No final da conversa, tocamos em um dos tópicos mais urgentes no RH moderno — gerenciando diferentes gerações. Galina admite que a empresa tenta não enfatizar isso, mas a teoria das gerações é discutida ativamente em fóruns profissionais. E, em suas observações, as diferenças não são um mito.
"Eu noto uma diferença significativa na abordagem ao trabalho. E agora nossa principal tarefa é ensinar os líderes 'dinossauros', que cresceram em um paradigma diferente, a gerenciar a nova juventude," ela diz.
Para as gerações mais jovens, liberdade, a capacidade de expressar individualidade e criatividade são criticamente importantes, por isso a empresa permite roupas casuais e tocar violão durante os intervalos. "Precisamos dar a eles a oportunidade de se realizarem no local de trabalho," Galina acredita.

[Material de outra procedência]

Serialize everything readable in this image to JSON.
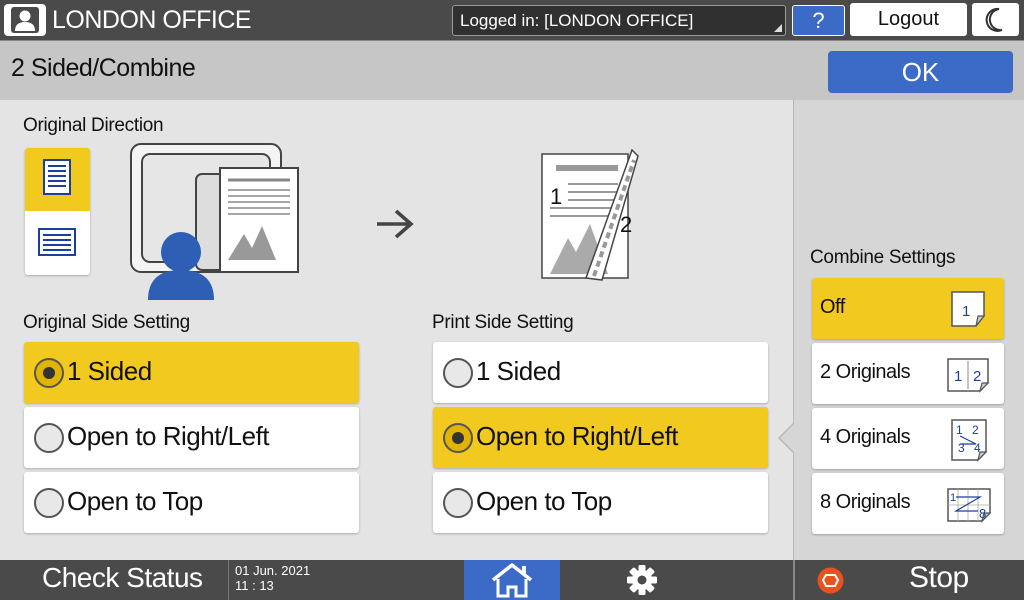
{
  "header": {
    "office_title": "LONDON OFFICE",
    "login_status": "Logged in: [LONDON OFFICE]",
    "help_label": "?",
    "logout_label": "Logout"
  },
  "title_bar": {
    "title": "2 Sided/Combine",
    "ok_label": "OK"
  },
  "original_direction": {
    "label": "Original Direction",
    "options": [
      {
        "icon": "portrait-orientation-icon",
        "selected": true
      },
      {
        "icon": "landscape-orientation-icon",
        "selected": false
      }
    ]
  },
  "preview": {
    "page_numbers": [
      "1",
      "2"
    ]
  },
  "original_side_setting": {
    "label": "Original Side Setting",
    "options": [
      {
        "label": "1 Sided",
        "selected": true
      },
      {
        "label": "Open to Right/Left",
        "selected": false
      },
      {
        "label": "Open to Top",
        "selected": false
      }
    ]
  },
  "print_side_setting": {
    "label": "Print Side Setting",
    "options": [
      {
        "label": "1 Sided",
        "selected": false
      },
      {
        "label": "Open to Right/Left",
        "selected": true
      },
      {
        "label": "Open to Top",
        "selected": false
      }
    ]
  },
  "combine_settings": {
    "label": "Combine Settings",
    "options": [
      {
        "label": "Off",
        "selected": true
      },
      {
        "label": "2 Originals",
        "selected": false
      },
      {
        "label": "4 Originals",
        "selected": false
      },
      {
        "label": "8 Originals",
        "selected": false
      }
    ]
  },
  "footer": {
    "check_status": "Check Status",
    "date": "01 Jun. 2021",
    "time": "11 : 13",
    "stop_label": "Stop"
  },
  "colors": {
    "accent_blue": "#3b6bc6",
    "selected_yellow": "#f2c91f",
    "bar_gray": "#4a4a4a"
  }
}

A especialista formula uma lei dura, mas justa: "Nós, como líderes, precisamos nos adaptar a eles. Eles não devem ter que se adaptar a nós. O número de nós ('dinossauros') está diminuindo, enquanto o deles está aumentando. A cada nova geração, a lacuna só aumenta. Portanto, chegamos à conclusão de que nossas abordagens devem mudar."